Squishy McFluff: The Invisible Cat!
- Author: Pip Jones
- Illustrator: Ella Okstad
- Cover artist: Okstad
- Language: English
- Genre: Children's chapter book
- Published: 2014 (Faber & Faber)
- Publication place: England
- Media type: Print (paperback)
- Pages: 68
- ISBN: 9780571302505
- OCLC: 1230299588

= Squishy McFluff: The Invisible Cat! =

Children's chapter book by Pip Jones and Ella Okstad

Squishy McFluff: The Invisible Cat! is a 2014 children's chapter book by Pip Jones and illustrated by Ella Okstad.
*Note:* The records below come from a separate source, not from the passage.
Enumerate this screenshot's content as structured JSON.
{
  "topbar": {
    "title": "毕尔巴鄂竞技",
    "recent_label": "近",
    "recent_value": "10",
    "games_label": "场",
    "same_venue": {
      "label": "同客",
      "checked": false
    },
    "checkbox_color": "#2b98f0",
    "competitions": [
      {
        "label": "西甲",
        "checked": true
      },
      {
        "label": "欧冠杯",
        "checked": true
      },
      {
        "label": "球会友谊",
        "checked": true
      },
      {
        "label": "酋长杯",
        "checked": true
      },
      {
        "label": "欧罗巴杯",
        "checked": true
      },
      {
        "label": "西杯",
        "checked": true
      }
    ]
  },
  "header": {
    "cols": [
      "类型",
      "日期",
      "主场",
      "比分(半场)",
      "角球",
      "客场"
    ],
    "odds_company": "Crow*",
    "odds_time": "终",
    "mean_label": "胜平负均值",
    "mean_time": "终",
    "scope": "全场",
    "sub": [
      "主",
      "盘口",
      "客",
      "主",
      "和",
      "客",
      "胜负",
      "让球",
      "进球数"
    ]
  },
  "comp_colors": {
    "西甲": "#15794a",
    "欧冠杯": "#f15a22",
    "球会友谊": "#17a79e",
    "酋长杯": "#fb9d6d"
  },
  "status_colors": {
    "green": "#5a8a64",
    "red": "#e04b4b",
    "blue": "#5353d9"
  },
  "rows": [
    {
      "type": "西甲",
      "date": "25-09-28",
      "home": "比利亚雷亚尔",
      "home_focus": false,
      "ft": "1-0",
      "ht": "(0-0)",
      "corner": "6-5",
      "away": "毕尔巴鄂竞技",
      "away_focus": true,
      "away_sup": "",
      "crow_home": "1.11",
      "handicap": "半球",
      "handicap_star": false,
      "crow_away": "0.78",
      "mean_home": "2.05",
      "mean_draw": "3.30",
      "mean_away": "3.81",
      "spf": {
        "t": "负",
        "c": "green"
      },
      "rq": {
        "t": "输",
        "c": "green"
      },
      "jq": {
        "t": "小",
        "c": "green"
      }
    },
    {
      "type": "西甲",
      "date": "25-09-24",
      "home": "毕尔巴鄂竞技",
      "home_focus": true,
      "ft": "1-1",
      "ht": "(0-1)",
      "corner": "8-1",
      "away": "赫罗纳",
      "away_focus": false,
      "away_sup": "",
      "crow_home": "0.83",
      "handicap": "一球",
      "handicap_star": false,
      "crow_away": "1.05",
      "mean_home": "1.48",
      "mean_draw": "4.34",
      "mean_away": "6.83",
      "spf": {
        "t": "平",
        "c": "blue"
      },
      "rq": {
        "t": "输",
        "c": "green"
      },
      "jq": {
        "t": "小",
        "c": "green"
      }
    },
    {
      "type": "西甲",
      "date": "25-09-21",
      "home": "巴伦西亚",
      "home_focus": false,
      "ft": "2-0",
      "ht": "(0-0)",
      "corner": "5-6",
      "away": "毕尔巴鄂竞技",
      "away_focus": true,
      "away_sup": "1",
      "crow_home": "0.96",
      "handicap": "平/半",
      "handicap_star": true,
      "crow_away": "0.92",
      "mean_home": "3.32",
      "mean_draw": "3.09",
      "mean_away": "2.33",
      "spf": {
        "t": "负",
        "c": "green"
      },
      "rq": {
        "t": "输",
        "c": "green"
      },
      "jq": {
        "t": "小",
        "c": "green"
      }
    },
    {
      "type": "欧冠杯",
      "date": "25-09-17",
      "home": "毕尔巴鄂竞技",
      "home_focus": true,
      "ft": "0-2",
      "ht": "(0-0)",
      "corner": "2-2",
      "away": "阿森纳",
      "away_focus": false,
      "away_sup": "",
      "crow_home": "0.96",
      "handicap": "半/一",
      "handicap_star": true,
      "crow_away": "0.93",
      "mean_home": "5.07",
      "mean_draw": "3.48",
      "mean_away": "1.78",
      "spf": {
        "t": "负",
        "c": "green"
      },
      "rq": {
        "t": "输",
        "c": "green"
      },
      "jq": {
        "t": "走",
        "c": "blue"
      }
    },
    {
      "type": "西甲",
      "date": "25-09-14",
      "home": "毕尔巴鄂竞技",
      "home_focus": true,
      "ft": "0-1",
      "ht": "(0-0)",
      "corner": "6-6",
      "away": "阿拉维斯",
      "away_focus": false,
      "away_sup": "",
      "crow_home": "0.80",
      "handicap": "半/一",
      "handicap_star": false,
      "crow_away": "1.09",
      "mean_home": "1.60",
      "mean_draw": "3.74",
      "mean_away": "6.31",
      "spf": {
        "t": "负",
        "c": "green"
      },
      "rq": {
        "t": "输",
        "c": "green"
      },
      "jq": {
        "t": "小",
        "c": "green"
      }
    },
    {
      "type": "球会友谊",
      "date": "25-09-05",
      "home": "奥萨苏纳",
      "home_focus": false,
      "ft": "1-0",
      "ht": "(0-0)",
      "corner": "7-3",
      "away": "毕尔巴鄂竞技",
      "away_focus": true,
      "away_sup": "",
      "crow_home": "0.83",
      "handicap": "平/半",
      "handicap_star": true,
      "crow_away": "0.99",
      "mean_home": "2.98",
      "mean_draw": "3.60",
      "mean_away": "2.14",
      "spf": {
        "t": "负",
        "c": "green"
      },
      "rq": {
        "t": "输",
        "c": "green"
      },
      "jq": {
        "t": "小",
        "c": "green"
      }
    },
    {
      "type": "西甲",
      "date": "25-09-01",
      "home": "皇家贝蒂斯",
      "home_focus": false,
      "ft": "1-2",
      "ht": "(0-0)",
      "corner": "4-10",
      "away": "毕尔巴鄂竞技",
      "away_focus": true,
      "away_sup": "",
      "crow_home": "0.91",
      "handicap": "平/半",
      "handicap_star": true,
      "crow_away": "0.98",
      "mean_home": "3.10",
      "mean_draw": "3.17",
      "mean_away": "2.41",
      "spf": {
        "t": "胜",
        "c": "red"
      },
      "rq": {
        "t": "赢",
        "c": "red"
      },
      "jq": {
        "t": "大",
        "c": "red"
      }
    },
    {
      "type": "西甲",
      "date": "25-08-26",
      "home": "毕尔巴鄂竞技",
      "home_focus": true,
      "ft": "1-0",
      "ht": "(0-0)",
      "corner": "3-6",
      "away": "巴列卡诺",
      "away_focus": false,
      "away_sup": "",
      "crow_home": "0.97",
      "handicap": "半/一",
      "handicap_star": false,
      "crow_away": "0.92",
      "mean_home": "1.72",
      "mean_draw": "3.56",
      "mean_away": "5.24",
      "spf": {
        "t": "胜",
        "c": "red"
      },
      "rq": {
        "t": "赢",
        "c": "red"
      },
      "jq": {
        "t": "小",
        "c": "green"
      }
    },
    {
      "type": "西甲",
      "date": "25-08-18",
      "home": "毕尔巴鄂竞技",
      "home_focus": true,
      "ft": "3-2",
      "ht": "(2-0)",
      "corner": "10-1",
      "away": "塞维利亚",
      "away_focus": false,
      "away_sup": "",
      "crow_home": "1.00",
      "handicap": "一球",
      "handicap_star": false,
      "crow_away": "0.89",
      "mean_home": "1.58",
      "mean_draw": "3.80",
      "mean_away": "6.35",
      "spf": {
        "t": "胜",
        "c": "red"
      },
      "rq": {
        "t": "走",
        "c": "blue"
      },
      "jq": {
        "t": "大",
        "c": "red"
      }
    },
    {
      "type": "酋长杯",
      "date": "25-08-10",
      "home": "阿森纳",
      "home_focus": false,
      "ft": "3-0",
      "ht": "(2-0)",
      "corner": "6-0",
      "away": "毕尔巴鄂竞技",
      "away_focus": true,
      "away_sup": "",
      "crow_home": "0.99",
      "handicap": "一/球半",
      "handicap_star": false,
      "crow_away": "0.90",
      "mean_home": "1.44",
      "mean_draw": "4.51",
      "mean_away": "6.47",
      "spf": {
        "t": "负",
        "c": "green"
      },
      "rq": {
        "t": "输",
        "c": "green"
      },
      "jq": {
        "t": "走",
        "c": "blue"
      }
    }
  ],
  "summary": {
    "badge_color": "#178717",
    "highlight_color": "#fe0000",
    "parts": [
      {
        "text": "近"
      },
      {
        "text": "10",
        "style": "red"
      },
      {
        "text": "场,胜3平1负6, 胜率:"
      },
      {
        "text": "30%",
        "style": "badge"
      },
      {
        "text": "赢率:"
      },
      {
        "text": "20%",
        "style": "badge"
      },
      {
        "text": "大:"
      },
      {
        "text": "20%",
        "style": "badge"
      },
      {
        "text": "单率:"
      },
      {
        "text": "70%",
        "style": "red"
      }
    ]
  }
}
Published by Faber and Faber, it is about a little girl called Ava and her invisible friend, a cat called Squishy McFluff, who initially causes trouble around the family home but eventually learns to behave.

==Publication history==
- 2017, USA, Paw Prints ISBN 9781518250651
- 2014, England, Faber & Faber ISBN 9780571302505

==Reception==
A review in Booklist of Squishy McFluff wrote "This playful early chapter book will attract emergent readers with its rhyming text, widely spaced lines, and sweet red-and-blue illustrations.", and Publishers Weekly called it "a punchy rhyming escapade".

Squishy McFluff has also been reviewed by the following book reviewers: Kirkus Reviews, School Library Journal, and Booktrust.

It won the 2012 Greenhouse Funny Prize.